Last night as I slowly descended into sleep, I caught clips of ABC's documentary that takes us across the country to display tenets of American life. Boulder, CO is a beautiful town from what I gather, a mountain oasis that is the home of the University of Colorado and, incidentally, the happily married ZoNoting pair of Livy and Sharlene Keithley (C'98 and C'00). The documentary focused on Fairfiew HS and its production of the notoriously infamous 1960s protest play, Hair. One impetuous child uttered that all of Boulder should be dropped in a 3rd World country to see how it was on the outside. Look, suburbia may seem like a minium security prison for those looking to see "how it really is," but trust me, these bubble-gum poppers don't want to know what it really is "out there." These kids' ex-hippie parents may look upon the 1960s as a golden era, but even they grew up! They drive BMWs and pay their mortgages. Boulder is a fine place, full of fine people (political leanings notwithstanding). It is a fine place in part because of its affluence and peacefulness.
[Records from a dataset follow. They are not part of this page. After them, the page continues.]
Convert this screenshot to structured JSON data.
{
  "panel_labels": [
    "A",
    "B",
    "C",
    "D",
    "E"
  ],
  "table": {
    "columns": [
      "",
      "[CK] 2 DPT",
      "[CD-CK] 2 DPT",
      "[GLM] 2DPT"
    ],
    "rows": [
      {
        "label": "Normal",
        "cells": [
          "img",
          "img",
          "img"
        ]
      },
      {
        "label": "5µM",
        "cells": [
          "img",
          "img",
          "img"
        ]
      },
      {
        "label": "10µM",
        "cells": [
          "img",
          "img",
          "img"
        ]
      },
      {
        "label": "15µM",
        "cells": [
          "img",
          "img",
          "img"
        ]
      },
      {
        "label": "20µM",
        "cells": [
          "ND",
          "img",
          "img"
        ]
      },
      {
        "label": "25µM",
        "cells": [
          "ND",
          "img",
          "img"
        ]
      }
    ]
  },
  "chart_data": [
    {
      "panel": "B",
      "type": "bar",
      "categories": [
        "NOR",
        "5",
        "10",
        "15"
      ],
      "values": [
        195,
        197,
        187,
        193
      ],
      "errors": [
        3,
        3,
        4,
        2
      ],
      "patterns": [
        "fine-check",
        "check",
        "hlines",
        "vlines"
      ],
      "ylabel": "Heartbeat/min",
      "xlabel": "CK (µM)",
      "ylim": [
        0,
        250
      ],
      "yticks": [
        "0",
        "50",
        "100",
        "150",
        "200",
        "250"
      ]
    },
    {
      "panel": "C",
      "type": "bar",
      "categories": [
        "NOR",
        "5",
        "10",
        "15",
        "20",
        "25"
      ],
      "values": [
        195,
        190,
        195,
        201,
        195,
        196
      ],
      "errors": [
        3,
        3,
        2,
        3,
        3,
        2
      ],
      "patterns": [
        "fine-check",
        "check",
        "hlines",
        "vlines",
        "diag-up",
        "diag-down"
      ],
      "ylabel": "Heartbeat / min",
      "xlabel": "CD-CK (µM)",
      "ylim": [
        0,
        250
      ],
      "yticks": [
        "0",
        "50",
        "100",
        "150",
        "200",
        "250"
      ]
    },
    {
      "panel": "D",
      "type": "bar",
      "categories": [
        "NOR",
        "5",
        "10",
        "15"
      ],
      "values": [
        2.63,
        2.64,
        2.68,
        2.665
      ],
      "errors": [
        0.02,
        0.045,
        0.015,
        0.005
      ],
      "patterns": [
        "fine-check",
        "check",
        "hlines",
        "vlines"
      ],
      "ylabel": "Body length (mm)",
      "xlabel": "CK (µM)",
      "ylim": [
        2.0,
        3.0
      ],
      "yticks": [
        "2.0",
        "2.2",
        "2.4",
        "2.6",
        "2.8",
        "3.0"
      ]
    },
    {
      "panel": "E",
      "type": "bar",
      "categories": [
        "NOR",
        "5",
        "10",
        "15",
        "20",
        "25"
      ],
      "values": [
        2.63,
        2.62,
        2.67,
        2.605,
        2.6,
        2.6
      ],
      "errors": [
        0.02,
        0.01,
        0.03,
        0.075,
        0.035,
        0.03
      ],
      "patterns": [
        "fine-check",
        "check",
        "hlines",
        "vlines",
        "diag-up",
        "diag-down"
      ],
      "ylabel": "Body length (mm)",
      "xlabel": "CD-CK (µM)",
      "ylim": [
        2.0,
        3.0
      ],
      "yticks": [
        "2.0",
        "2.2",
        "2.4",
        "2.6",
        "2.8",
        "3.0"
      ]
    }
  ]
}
There is absoultely nothing wrong with the comforts of modern America, and the protest value of this interpretation of Hair itself is a hollow facade. The play itself has been watered down, and rightly so, given the, ahem, bare performance that marks the end of the show. The 1960s were not a sentimental era, and the very reason that the flower children could smoke weed, burn their bras and draft cards and have free love was because thousands of men were dying in Vietnam and holding the line in central Europe. Do you think Woodstock could have taken place in 1969 Havana or Moscow?
Wordplay
"Living in glass houses won't stop pundits from throwing stones."